4.2 First order transitions
Students should understand the thermodynamics of two-phases coexistence, by particular reference to the van der Waals gas. They should be familiar with the idea of universality and the way this is related to the law of corresponding states.
4.3 Second order transitions
Students should be familiar with the qualitative features of the ferromagnet phase diagram in B – M – T space. They should recall the properties of the paramagnet, as learned in previous courses. They should be familiar with the Weiss model of the ferromagnet, the internal field and its quantum-mechanical origin. They should understand how the Weiss field leads to the occurrence of spontaneous magnetisation. They should know about critical behaviour at phase transitions and they should be able to explain the behaviour of the magnetic susceptibility. They should also be familiar with the expression for the free energy of the Weiss ferromagnet.

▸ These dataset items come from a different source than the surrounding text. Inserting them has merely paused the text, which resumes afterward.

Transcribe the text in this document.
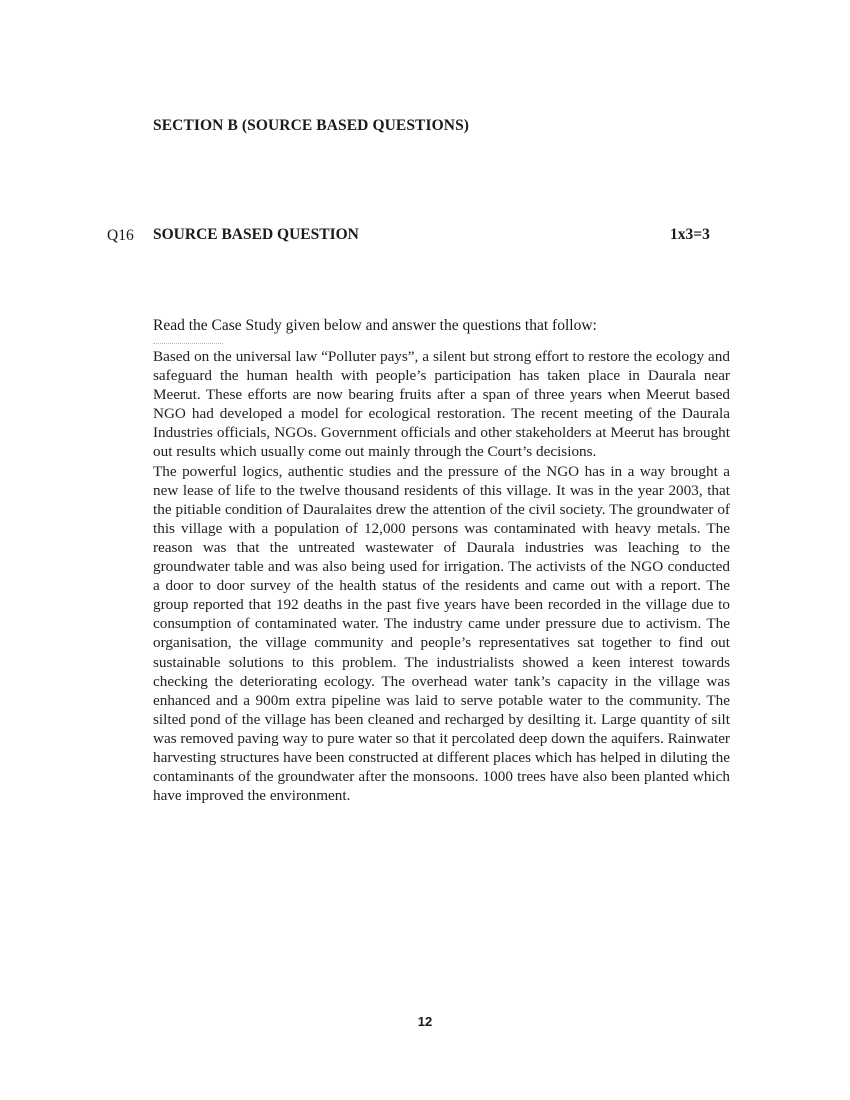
SECTION B (SOURCE BASED QUESTIONS)
Q16 SOURCE BASED QUESTION	1x3=3
Read the Case Study given below and answer the questions that follow:

Based on the universal law “Polluter pays”, a silent but strong effort to restore the ecology and safeguard the human health with people’s participation has taken place in Daurala near Meerut. These efforts are now bearing fruits after a span of three years when Meerut based NGO had developed a model for ecological restoration. The recent meeting of the Daurala Industries officials, NGOs. Government officials and other stakeholders at Meerut has brought out results which usually come out mainly through the Court’s decisions.

The powerful logics, authentic studies and the pressure of the NGO has in a way brought a new lease of life to the twelve thousand residents of this village. It was in the year 2003, that the pitiable condition of Dauralaites drew the attention of the civil society. The groundwater of this village with a population of 12,000 persons was contaminated with heavy metals. The reason was that the untreated wastewater of Daurala industries was leaching to the groundwater table and was also being used for irrigation. The activists of the NGO conducted a door to door survey of the health status of the residents and came out with a report. The group reported that 192 deaths in the past five years have been recorded in the village due to consumption of contaminated water. The industry came under pressure due to activism. The organisation, the village community and people’s representatives sat together to find out sustainable solutions to this problem. The industrialists showed a keen interest towards checking the deteriorating ecology. The overhead water tank’s capacity in the village was enhanced and a 900m extra pipeline was laid to serve potable water to the community. The silted pond of the village has been cleaned and recharged by desilting it. Large quantity of silt was removed paving way to pure water so that it percolated deep down the aquifers. Rainwater harvesting structures have been constructed at different places which has helped in diluting the contaminants of the groundwater after the monsoons. 1000 trees have also been planted which have improved the environment.

12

4.4 General treatment of phase transitions
Students should understand the key concept of the order parameter. They should know about the Landau theory, where the free energy is expanded in powers of the order parameter. They should appreciate the validity (or otherwise) of such expansions and they should be able to justify truncation of the expansion. They should appreciate how such expressions lead to critical behaviour, and how this relates to the temperature dependence of the expansion coefficients. They should appreciate the distinction between first order and second order transitions. They should have an understanding of how this relates to the existence of latent heat and the discontinuity in thermal capacity at a second order transition. They should appreciate the way scaling arguments lead to universal behaviour at the critical point.
4.5 The Ising and other models
Students should appreciate the physical content of the Ising model, and the way in which it provides a valid description of a wide range of seemingly-different systems. They should understand the way this model can be used as a representation of magnetic systems. They should be familiar with the Ising model in the 1d and the 2d cases. They should have a knowledge of the x-y model and the spherical model. They should be familiar with the importance of critical dimensions.